Edmund Flower, their father, had set up Cairo Motor Company in 1908, first selling British then some American cars in Egypt and several countries surrounding. The Flower boys, first through work with their father and later running the business on their own, began raking in the dough. Rolls Royces were hot in Egypt in the 1940s, as imports were the only things available. But not for long.

Following the fubar with the Suez Canal, President Nasser closed the door to imported cars, but not to their materials. Thus, the Flowers imported the parts and built them on site. Raymond Flower’s interest and enthusiasm for racing led to the production of the Phoenix 2SR6 a hodgepodge collectively created from the minds of several designers, racers and enthusiasts from all over the world.

But the Phoenix never got its day in the sun. It was the Egyptian ‘national car’ and President Nasser took it to the Suez Canal, a move decidedly unimpressive to the French, who refused its entry to the 1956 Le Mans race. Its next attempt was foiled too, when engine problems forced the Phoenix out of the 1956 Reims, circumstances which were often whispered about as sabotage.

The Flower boys soon left Egypt, but the country continued to try its hand at car production – the Phoenix Frisky Microcar later the Meadows Frisky, but those cars are far more famous for introducing Neville Flower to Giovanni Michelotti, one of the automotive world’s most important partnerships, producing some of the most iconic sports cars and roadsters.

And of course, in the era of state sponsored cars, there was the Ramses II, another journey of lost potential, poor craftsmanship and not quite success.
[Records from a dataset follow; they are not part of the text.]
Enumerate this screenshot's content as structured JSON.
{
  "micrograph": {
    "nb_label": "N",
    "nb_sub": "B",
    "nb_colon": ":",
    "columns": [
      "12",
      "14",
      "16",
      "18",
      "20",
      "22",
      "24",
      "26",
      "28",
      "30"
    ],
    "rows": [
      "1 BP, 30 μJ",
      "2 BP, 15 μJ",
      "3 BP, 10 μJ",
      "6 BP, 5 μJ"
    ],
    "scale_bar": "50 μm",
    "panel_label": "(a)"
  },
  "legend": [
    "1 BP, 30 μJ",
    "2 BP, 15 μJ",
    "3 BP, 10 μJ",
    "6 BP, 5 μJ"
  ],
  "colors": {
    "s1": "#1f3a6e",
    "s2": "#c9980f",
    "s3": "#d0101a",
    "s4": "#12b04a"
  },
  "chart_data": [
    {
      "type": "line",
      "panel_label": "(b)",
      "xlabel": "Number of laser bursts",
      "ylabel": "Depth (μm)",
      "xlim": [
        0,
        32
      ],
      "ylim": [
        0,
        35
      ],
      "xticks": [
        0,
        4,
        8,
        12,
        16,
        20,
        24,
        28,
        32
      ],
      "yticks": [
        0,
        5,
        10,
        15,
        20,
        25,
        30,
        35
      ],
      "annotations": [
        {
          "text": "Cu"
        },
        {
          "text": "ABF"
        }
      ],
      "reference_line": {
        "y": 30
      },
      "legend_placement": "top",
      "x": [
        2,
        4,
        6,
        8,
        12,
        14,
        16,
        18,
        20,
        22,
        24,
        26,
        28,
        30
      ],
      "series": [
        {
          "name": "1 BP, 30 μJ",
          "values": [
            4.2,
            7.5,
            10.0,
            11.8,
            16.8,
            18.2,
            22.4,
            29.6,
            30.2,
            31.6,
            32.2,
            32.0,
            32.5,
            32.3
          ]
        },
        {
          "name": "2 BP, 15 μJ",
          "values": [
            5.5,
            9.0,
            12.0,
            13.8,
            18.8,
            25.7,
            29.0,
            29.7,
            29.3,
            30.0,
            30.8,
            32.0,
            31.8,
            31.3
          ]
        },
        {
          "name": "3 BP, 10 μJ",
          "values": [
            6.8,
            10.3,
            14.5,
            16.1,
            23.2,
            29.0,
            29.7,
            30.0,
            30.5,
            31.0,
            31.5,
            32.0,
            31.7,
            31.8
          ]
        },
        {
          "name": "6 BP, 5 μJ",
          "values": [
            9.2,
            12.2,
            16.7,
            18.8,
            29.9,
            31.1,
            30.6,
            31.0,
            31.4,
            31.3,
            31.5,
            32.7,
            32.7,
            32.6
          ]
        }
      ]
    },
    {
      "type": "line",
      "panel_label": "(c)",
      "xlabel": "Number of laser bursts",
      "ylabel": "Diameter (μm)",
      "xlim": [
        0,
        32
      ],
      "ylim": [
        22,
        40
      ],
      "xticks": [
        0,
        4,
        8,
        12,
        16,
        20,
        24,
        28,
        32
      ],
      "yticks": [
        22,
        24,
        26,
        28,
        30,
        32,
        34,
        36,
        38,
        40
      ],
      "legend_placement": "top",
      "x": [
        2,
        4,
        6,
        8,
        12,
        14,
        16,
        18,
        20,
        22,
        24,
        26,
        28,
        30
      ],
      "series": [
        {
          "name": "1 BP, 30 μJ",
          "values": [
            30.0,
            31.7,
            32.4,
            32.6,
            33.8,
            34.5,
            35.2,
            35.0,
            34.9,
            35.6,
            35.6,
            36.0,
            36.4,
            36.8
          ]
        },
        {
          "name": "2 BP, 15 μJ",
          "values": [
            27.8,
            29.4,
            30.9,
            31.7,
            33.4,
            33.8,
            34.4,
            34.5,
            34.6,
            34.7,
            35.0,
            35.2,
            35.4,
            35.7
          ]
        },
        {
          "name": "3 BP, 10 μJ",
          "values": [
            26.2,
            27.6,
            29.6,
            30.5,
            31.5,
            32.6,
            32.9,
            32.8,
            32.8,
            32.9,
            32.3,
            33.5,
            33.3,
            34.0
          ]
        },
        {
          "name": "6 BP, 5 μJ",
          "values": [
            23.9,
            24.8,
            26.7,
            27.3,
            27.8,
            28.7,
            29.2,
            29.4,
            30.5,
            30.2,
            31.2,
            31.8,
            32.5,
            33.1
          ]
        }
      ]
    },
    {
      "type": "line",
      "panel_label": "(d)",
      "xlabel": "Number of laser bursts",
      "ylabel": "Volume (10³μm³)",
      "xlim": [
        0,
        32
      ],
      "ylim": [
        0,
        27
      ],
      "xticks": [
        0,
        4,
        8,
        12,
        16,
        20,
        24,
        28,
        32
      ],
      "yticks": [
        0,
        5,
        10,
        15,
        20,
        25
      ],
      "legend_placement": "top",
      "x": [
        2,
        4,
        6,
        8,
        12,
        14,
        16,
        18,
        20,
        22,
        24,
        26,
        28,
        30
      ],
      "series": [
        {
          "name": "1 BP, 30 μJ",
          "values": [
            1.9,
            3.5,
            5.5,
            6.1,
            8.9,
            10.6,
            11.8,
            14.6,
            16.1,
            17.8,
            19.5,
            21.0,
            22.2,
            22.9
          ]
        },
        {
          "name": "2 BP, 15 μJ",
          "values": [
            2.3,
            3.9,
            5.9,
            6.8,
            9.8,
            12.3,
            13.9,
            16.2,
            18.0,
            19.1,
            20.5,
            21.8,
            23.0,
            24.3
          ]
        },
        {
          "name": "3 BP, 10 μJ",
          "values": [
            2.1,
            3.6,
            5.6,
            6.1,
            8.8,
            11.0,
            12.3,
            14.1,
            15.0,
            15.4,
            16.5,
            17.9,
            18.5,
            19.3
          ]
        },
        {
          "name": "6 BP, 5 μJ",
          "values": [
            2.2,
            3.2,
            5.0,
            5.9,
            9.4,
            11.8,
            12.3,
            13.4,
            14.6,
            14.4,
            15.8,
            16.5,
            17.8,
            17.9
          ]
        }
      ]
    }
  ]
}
Unlike the relics and ancient rulers for which the Ramses II was named, Egypt’s history of automotive production and the masterminds behind style, design and sales, have largely been lost to the sands of time. Perhaps it is time to dig up their graves and see what we can glean from automotive stories that have long been forgotten –  after all, there is much to be learned from the car history of a country never known for its cars.